Central to the Christian faith, and worship is the Cross. In Fred Pratt Greens hymn “God is here as we his people,” we find the verse,
Here are symbols to remind us
Of our lifelong need of grace;
Here are table, font and pulpit,
Here the cross has central place.
But why the Cross?
A reporter once asked the Rev'd David Watson, 'Of what possible significance is the death of a Jew in Palestine two thousand years ago?'
I wonder how we would answer such a searching question. The truth is that some people are offended and others call the Cross nonsense. In fact Paul writing to the Corinthians knew this when he said,
“For the message of the cross is foolishness to those who are perishing, but to us who are being saved it is the power of God... Jews demand miraculous signs and Greeks look for wisdom, but we preach Christ crucified: a stumbling block to Jews and foolishness to Gentiles, but to those whom God has called, both Jews and Greeks, Christ the power of God and the wisdom of God. 1 Corinthians 1:18, 22-24
It was the Rev'd John Stott who said, "I could never myself believe in God if it were not for the cross. In the real world of pain, how could one worship a God who was immune to it? I turn to that lonely, twisted, tortured figure on the cross, nails through hands and feet, back lacerated, limbs wrenched, brow bleeding from thorn-pricks, mouth dry and intolerably thirsty, plunged in God-forsaken darkness.

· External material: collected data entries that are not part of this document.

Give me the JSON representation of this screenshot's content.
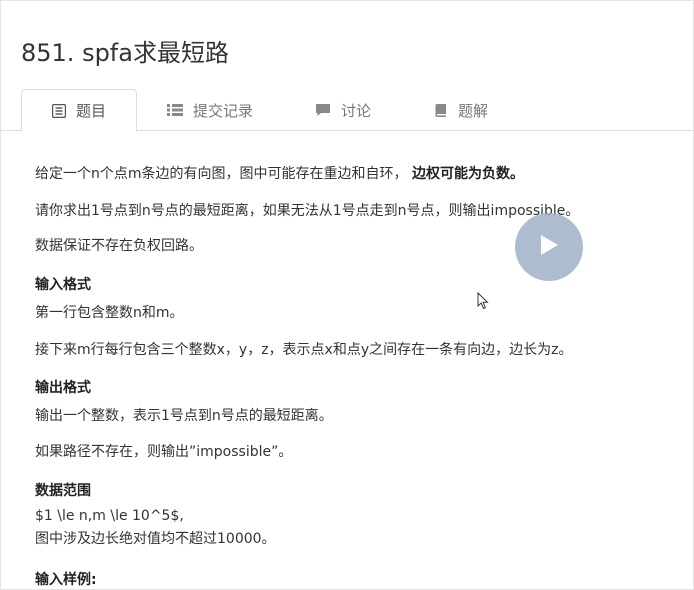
{
  "problem": {
    "title": "851. spfa求最短路"
  },
  "tabs": [
    {
      "label": "题目",
      "icon": "list-icon",
      "active": true
    },
    {
      "label": "提交记录",
      "icon": "list-bullets-icon",
      "active": false
    },
    {
      "label": "讨论",
      "icon": "comment-icon",
      "active": false
    },
    {
      "label": "题解",
      "icon": "book-icon",
      "active": false
    }
  ],
  "description": {
    "line1_normal": "给定一个n个点m条边的有向图，图中可能存在重边和自环，",
    "line1_bold": "边权可能为负数。",
    "line2": "请你求出1号点到n号点的最短距离，如果无法从1号点走到n号点，则输出impossible。",
    "line3": "数据保证不存在负权回路。"
  },
  "input_format": {
    "heading": "输入格式",
    "line1": "第一行包含整数n和m。",
    "line2": "接下来m行每行包含三个整数x，y，z，表示点x和点y之间存在一条有向边，边长为z。"
  },
  "output_format": {
    "heading": "输出格式",
    "line1": "输出一个整数，表示1号点到n号点的最短距离。",
    "line2": "如果路径不存在，则输出”impossible”。"
  },
  "data_range": {
    "heading": "数据范围",
    "line1": "$1 \\le n,m \\le 10^5$,",
    "line2": "图中涉及边长绝对值均不超过10000。"
  },
  "sample_input": {
    "heading": "输入样例:"
  },
  "colors": {
    "accent": "#a0b0c8",
    "text": "#333333",
    "tab_text": "#777777"
  }
}
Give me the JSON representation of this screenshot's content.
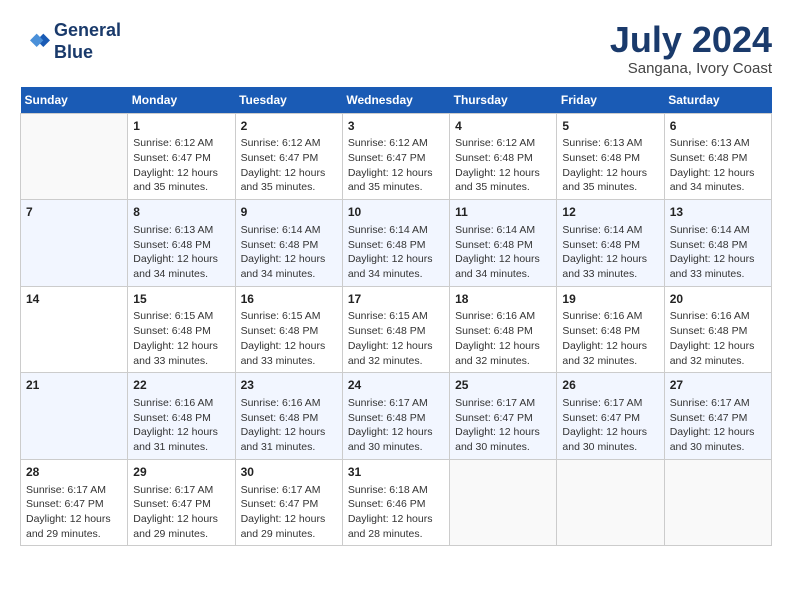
{
  "header": {
    "logo_line1": "General",
    "logo_line2": "Blue",
    "month_title": "July 2024",
    "location": "Sangana, Ivory Coast"
  },
  "days_of_week": [
    "Sunday",
    "Monday",
    "Tuesday",
    "Wednesday",
    "Thursday",
    "Friday",
    "Saturday"
  ],
  "weeks": [
    [
      {
        "day": "",
        "info": ""
      },
      {
        "day": "1",
        "info": "Sunrise: 6:12 AM\nSunset: 6:47 PM\nDaylight: 12 hours\nand 35 minutes."
      },
      {
        "day": "2",
        "info": "Sunrise: 6:12 AM\nSunset: 6:47 PM\nDaylight: 12 hours\nand 35 minutes."
      },
      {
        "day": "3",
        "info": "Sunrise: 6:12 AM\nSunset: 6:47 PM\nDaylight: 12 hours\nand 35 minutes."
      },
      {
        "day": "4",
        "info": "Sunrise: 6:12 AM\nSunset: 6:48 PM\nDaylight: 12 hours\nand 35 minutes."
      },
      {
        "day": "5",
        "info": "Sunrise: 6:13 AM\nSunset: 6:48 PM\nDaylight: 12 hours\nand 35 minutes."
      },
      {
        "day": "6",
        "info": "Sunrise: 6:13 AM\nSunset: 6:48 PM\nDaylight: 12 hours\nand 34 minutes."
      }
    ],
    [
      {
        "day": "7",
        "info": ""
      },
      {
        "day": "8",
        "info": "Sunrise: 6:13 AM\nSunset: 6:48 PM\nDaylight: 12 hours\nand 34 minutes."
      },
      {
        "day": "9",
        "info": "Sunrise: 6:14 AM\nSunset: 6:48 PM\nDaylight: 12 hours\nand 34 minutes."
      },
      {
        "day": "10",
        "info": "Sunrise: 6:14 AM\nSunset: 6:48 PM\nDaylight: 12 hours\nand 34 minutes."
      },
      {
        "day": "11",
        "info": "Sunrise: 6:14 AM\nSunset: 6:48 PM\nDaylight: 12 hours\nand 34 minutes."
      },
      {
        "day": "12",
        "info": "Sunrise: 6:14 AM\nSunset: 6:48 PM\nDaylight: 12 hours\nand 33 minutes."
      },
      {
        "day": "13",
        "info": "Sunrise: 6:14 AM\nSunset: 6:48 PM\nDaylight: 12 hours\nand 33 minutes."
      }
    ],
    [
      {
        "day": "14",
        "info": ""
      },
      {
        "day": "15",
        "info": "Sunrise: 6:15 AM\nSunset: 6:48 PM\nDaylight: 12 hours\nand 33 minutes."
      },
      {
        "day": "16",
        "info": "Sunrise: 6:15 AM\nSunset: 6:48 PM\nDaylight: 12 hours\nand 33 minutes."
      },
      {
        "day": "17",
        "info": "Sunrise: 6:15 AM\nSunset: 6:48 PM\nDaylight: 12 hours\nand 32 minutes."
      },
      {
        "day": "18",
        "info": "Sunrise: 6:16 AM\nSunset: 6:48 PM\nDaylight: 12 hours\nand 32 minutes."
      },
      {
        "day": "19",
        "info": "Sunrise: 6:16 AM\nSunset: 6:48 PM\nDaylight: 12 hours\nand 32 minutes."
      },
      {
        "day": "20",
        "info": "Sunrise: 6:16 AM\nSunset: 6:48 PM\nDaylight: 12 hours\nand 32 minutes."
      }
    ],
    [
      {
        "day": "21",
        "info": ""
      },
      {
        "day": "22",
        "info": "Sunrise: 6:16 AM\nSunset: 6:48 PM\nDaylight: 12 hours\nand 31 minutes."
      },
      {
        "day": "23",
        "info": "Sunrise: 6:16 AM\nSunset: 6:48 PM\nDaylight: 12 hours\nand 31 minutes."
      },
      {
        "day": "24",
        "info": "Sunrise: 6:17 AM\nSunset: 6:48 PM\nDaylight: 12 hours\nand 30 minutes."
      },
      {
        "day": "25",
        "info": "Sunrise: 6:17 AM\nSunset: 6:47 PM\nDaylight: 12 hours\nand 30 minutes."
      },
      {
        "day": "26",
        "info": "Sunrise: 6:17 AM\nSunset: 6:47 PM\nDaylight: 12 hours\nand 30 minutes."
      },
      {
        "day": "27",
        "info": "Sunrise: 6:17 AM\nSunset: 6:47 PM\nDaylight: 12 hours\nand 30 minutes."
      }
    ],
    [
      {
        "day": "28",
        "info": "Sunrise: 6:17 AM\nSunset: 6:47 PM\nDaylight: 12 hours\nand 29 minutes."
      },
      {
        "day": "29",
        "info": "Sunrise: 6:17 AM\nSunset: 6:47 PM\nDaylight: 12 hours\nand 29 minutes."
      },
      {
        "day": "30",
        "info": "Sunrise: 6:17 AM\nSunset: 6:47 PM\nDaylight: 12 hours\nand 29 minutes."
      },
      {
        "day": "31",
        "info": "Sunrise: 6:18 AM\nSunset: 6:46 PM\nDaylight: 12 hours\nand 28 minutes."
      },
      {
        "day": "",
        "info": ""
      },
      {
        "day": "",
        "info": ""
      },
      {
        "day": "",
        "info": ""
      }
    ]
  ]
}
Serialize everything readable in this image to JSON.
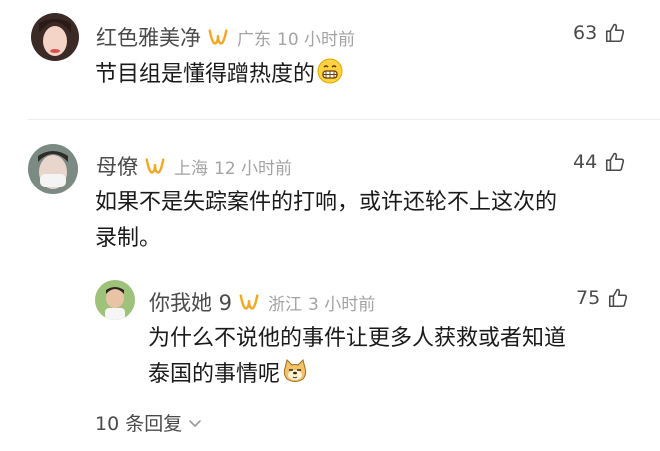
{
  "comments": [
    {
      "name": "红色雅美净",
      "location": "广东",
      "time": "10 小时前",
      "likes": "63",
      "text": "节目组是懂得蹭热度的",
      "emoji": "grin-emoji"
    },
    {
      "name": "母僚",
      "location": "上海",
      "time": "12 小时前",
      "likes": "44",
      "text_line1": "如果不是失踪案件的打响，或许还轮不上这次的",
      "text_line2": "录制。"
    }
  ],
  "reply": {
    "name": "你我她 9",
    "location": "浙江",
    "time": "3 小时前",
    "likes": "75",
    "text_line1": "为什么不说他的事件让更多人获救或者知道",
    "text_line2": "泰国的事情呢",
    "emoji": "doge-emoji"
  },
  "more_replies": "10 条回复",
  "colors": {
    "vip_badge": "#f5a623",
    "meta_gray": "#a3a3a3"
  }
}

"That is the God for me. He set aside his immunity to pain. He entered our world of flesh and blood, tears and death."
O God, you hold a mirror before us
and we see love and we see hate.
We see crucifiers and we see the crucified.
Forgive us where we have crucified love –
your love for ourselves, for others, for you.
Do not abandon us where we have abandoned ourselves,
where others have abandoned us,
where we know the pain of crucifixion and rejection and being forsaken.